Since the last three years, the Information Technology Bill has been discussed in the federal parliament. Recently the Ministry of Communications and Information Technology released the drafts of the National Cyber Security Policy. It is therefore important to explore various aspects of the policies, rules and regulation that Nepal government is in the process of preparing, and which already exists, to make sure all aspects of human rights of every citizen in Nepal is addressed properly. Some of the most common cybercrimes reported in Nepal include ATM attacks, ransomware, spear phishing, privacy leaks and various crimes related to social media, including physical, mental and sexual harassments, trafficking, drug peddling, identification of theft possibilities, child pornography and dissemination of false information.

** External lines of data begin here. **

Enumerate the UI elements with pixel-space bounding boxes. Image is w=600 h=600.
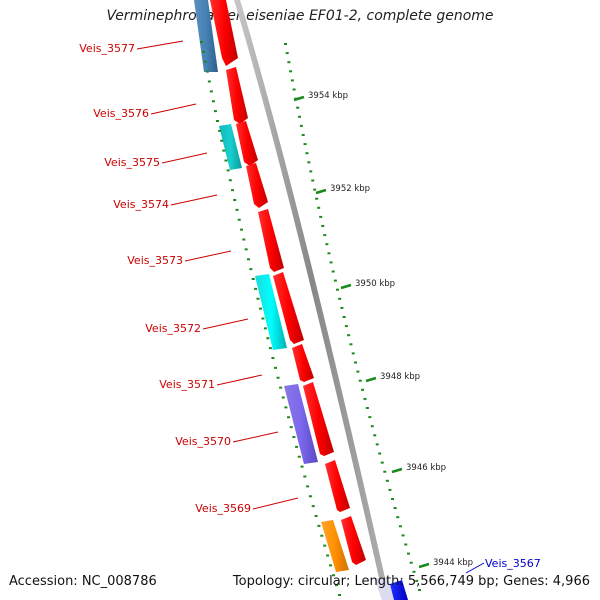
major-tick [315,188,327,195]
gene-box[interactable] [194,0,218,72]
gene-label-veis-3573[interactable]: Veis_3573 [127,254,183,267]
gene-label-veis-3574[interactable]: Veis_3574 [113,198,169,211]
label-leader-line [465,562,485,574]
gene-box[interactable] [219,124,242,170]
label-leader-line [136,40,184,50]
ruler-ticks: 3954 kbp 3952 kbp 3950 kbp 3948 kbp 3946 kbp… [293,91,473,569]
gene-label-veis-3572[interactable]: Veis_3572 [145,322,201,335]
gene-label-veis-3577[interactable]: Veis_3577 [79,42,135,55]
tick-label: 3944 kbp [433,558,473,568]
label-leader-line [232,431,279,443]
major-tick [293,95,305,102]
gene-arrow[interactable] [303,382,334,456]
gene-box[interactable] [255,274,287,350]
gene-label-veis-3567[interactable]: Veis_3567 [485,557,541,570]
major-tick [340,283,352,290]
gene-arrow[interactable] [325,460,350,512]
tick-label: 3946 kbp [406,463,446,473]
gene-box[interactable] [284,384,318,464]
label-leader-line [161,152,208,164]
gene-box[interactable] [390,580,408,600]
gene-label-veis-3576[interactable]: Veis_3576 [93,107,149,120]
major-tick [418,562,430,569]
reverse-strand-genes [194,0,408,600]
gene-label-veis-3570[interactable]: Veis_3570 [175,435,231,448]
gene-arrow[interactable] [292,344,314,382]
tick-label: 3952 kbp [330,184,370,194]
gene-arrow[interactable] [236,121,258,166]
gene-arrow[interactable] [258,209,284,272]
gene-label-veis-3571[interactable]: Veis_3571 [159,378,215,391]
label-leader-line [216,374,263,386]
label-leader-line [252,497,299,510]
gene-labels: Veis_3577 Veis_3576 Veis_3575 Veis_3574 Veis… [79,40,541,574]
summary-text: Topology: circular; Length: 5,566,749 bp… [232,574,590,589]
gene-arrow[interactable] [341,516,366,565]
gene-label-veis-3575[interactable]: Veis_3575 [104,156,160,169]
label-leader-line [184,250,232,262]
tick-label: 3954 kbp [308,91,348,101]
tick-label: 3950 kbp [355,279,395,289]
tick-label: 3948 kbp [380,372,420,382]
gene-box[interactable] [321,520,349,572]
gene-box[interactable] [374,578,396,600]
label-leader-line [150,103,197,115]
major-tick [391,467,403,474]
forward-strand-genes [210,0,366,565]
ruler-dots [200,41,421,596]
gene-arrow[interactable] [210,0,238,66]
genome-backbone [234,0,390,600]
accession-text: Accession: NC_008786 [9,574,157,589]
label-leader-line [170,194,218,206]
major-tick [365,376,377,383]
gene-label-veis-3569[interactable]: Veis_3569 [195,502,251,515]
gene-arrow[interactable] [246,163,268,208]
label-leader-line [202,318,249,330]
gene-arrow[interactable] [226,67,248,124]
gene-arrow[interactable] [273,272,304,344]
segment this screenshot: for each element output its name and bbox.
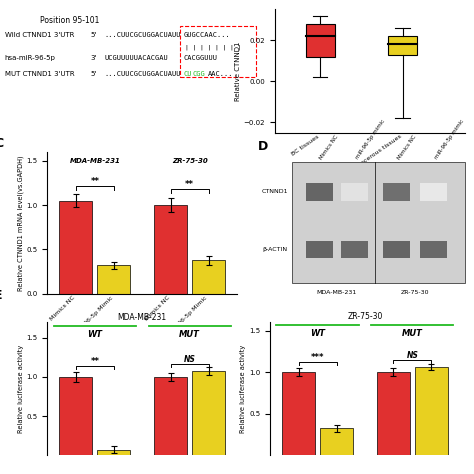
Bar <box>306 183 333 201</box>
Text: Mimics NC: Mimics NC <box>396 134 417 160</box>
Text: miR-96-5p mimic: miR-96-5p mimic <box>434 118 465 160</box>
Text: Mimics NC: Mimics NC <box>319 134 339 160</box>
Bar <box>306 241 333 258</box>
Bar <box>154 377 187 455</box>
Text: C: C <box>0 137 3 150</box>
Bar <box>59 201 92 294</box>
Text: UCGUUUUUACACGAU: UCGUUUUUACACGAU <box>104 55 168 61</box>
Text: ZR-75-30: ZR-75-30 <box>401 290 429 295</box>
Bar <box>341 241 368 258</box>
Text: **: ** <box>91 357 99 366</box>
Bar <box>388 36 417 55</box>
Bar <box>97 449 130 455</box>
Y-axis label: Relative luciferase activity: Relative luciferase activity <box>18 345 24 433</box>
Text: MUT: MUT <box>402 329 423 338</box>
Text: CU: CU <box>184 71 192 77</box>
Bar <box>192 371 225 455</box>
Text: 5': 5' <box>90 32 96 37</box>
Bar <box>154 205 187 294</box>
Bar <box>377 372 410 455</box>
Text: ...CUUCGCUGGACUAUU: ...CUUCGCUGGACUAUU <box>104 71 181 77</box>
Text: NS: NS <box>406 351 419 360</box>
Text: MDA-MB-231: MDA-MB-231 <box>69 158 120 164</box>
Text: CTNND1: CTNND1 <box>261 189 288 194</box>
Y-axis label: Relative CTNND1: Relative CTNND1 <box>235 41 241 101</box>
Bar <box>292 162 465 283</box>
Text: CGG: CGG <box>192 71 205 77</box>
Text: ...CUUCGCUGGACUAUU: ...CUUCGCUGGACUAUU <box>104 32 181 37</box>
Text: AAC...: AAC... <box>208 71 233 77</box>
Text: E: E <box>0 289 3 302</box>
Bar <box>282 372 315 455</box>
Text: **: ** <box>91 177 99 186</box>
Bar <box>420 241 447 258</box>
Text: | | | | | | | |: | | | | | | | | <box>185 45 242 50</box>
Text: NS: NS <box>183 355 196 364</box>
Text: β-ACTIN: β-ACTIN <box>263 247 288 252</box>
Bar <box>383 241 410 258</box>
Text: ZR-75-30: ZR-75-30 <box>347 312 383 320</box>
Text: MUT: MUT <box>179 330 200 339</box>
Text: Wild CTNND1 3'UTR: Wild CTNND1 3'UTR <box>5 32 74 37</box>
Text: WT: WT <box>87 330 102 339</box>
Bar <box>97 265 130 294</box>
Text: MDA-MB-231: MDA-MB-231 <box>317 290 357 295</box>
Text: 3': 3' <box>90 55 96 61</box>
Bar <box>306 24 335 57</box>
Text: 5': 5' <box>90 71 96 77</box>
Text: D: D <box>258 140 268 153</box>
Text: miR-96-5p mimic: miR-96-5p mimic <box>355 118 386 160</box>
Text: WT: WT <box>310 329 325 338</box>
Text: ZR-75-30: ZR-75-30 <box>172 158 208 164</box>
Bar <box>383 183 410 201</box>
Bar <box>341 183 368 201</box>
Text: hsa-miR-96-5p: hsa-miR-96-5p <box>5 55 55 61</box>
Text: CACGGUUU: CACGGUUU <box>184 55 218 61</box>
Y-axis label: Relative luciferase activity: Relative luciferase activity <box>240 345 246 433</box>
Text: MUT CTNND1 3'UTR: MUT CTNND1 3'UTR <box>5 71 74 77</box>
Bar <box>420 183 447 201</box>
Bar <box>59 377 92 455</box>
Text: **: ** <box>185 180 194 189</box>
Bar <box>192 260 225 294</box>
Text: ***: *** <box>311 353 324 362</box>
Bar <box>320 428 353 455</box>
Text: MDA-MB-231: MDA-MB-231 <box>118 313 167 322</box>
Y-axis label: Relative CTNND1 mRNA level(vs.GAPDH): Relative CTNND1 mRNA level(vs.GAPDH) <box>17 155 24 291</box>
Text: Position 95-101: Position 95-101 <box>40 16 100 25</box>
Bar <box>415 367 448 455</box>
Text: GUGCCAAC...: GUGCCAAC... <box>184 32 230 37</box>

Character assassination, particularly of girls and women professionals and leaders is a common form of cybercrime that often goes unaddressed. According to a report in Onlinekhabar, issues related to cybersecurity first surfaced and started being discussed in Nepal in 2013. It is reported that around that time the Crime Investigation Bureau of Nepal police reported 19 cases of social media related crimes. It reports that in July 2013 a young woman fell victim to online swindling and transferred NRs 110,000 for online airline ticket booking. She was able to get only Rs 15,000.00 with help from the district court. Similarly the first reported case of cyberbullying was in 2014, in Kathmandu School of Law. The Nepal police arrested an 18 year old who had operated as an anonymous #Opnep for hacking government websites, including Nepal Telecom and National Tuberculosis Centre in 2016.

Digital literacy
These were the first cases reported. Since then, it is not an exaggeration to say that cybercrime in Nepal, like all over the world, is increasing day by day. Children, elderly, people with disabilities, girls and women seem to be the most vulnerable to such attacks. Discussions on the draft of the National Cyber Security Policy 2078 from a human rights perspective is indeed very important to make sure all issues are addressed before the Policy gets finalised. As the world is advancing in the digital age, the global population starts using digital modes to meet their daily needs.

The digital literacy of different sections of the population varies based on different aspects of their existence. As a result, access to digital services, jobs and education on how to use the services in an informed and enlightened way and how to keep safe must be addressed properly by this policy so that all rights of the entire population is ensured. Due to lack of digital education and knowledge, many people are left behind in getting the basic necessities of a good and meaningful life. Likewise, due to lack of information, people get victimised by the smart digital nerds and people with ill intentions. Nepal’s cyber security strategy and policy should address this and make sure all Nepali citizens’ human rights are addressed and they get equal access to benefits and redressal methods equally.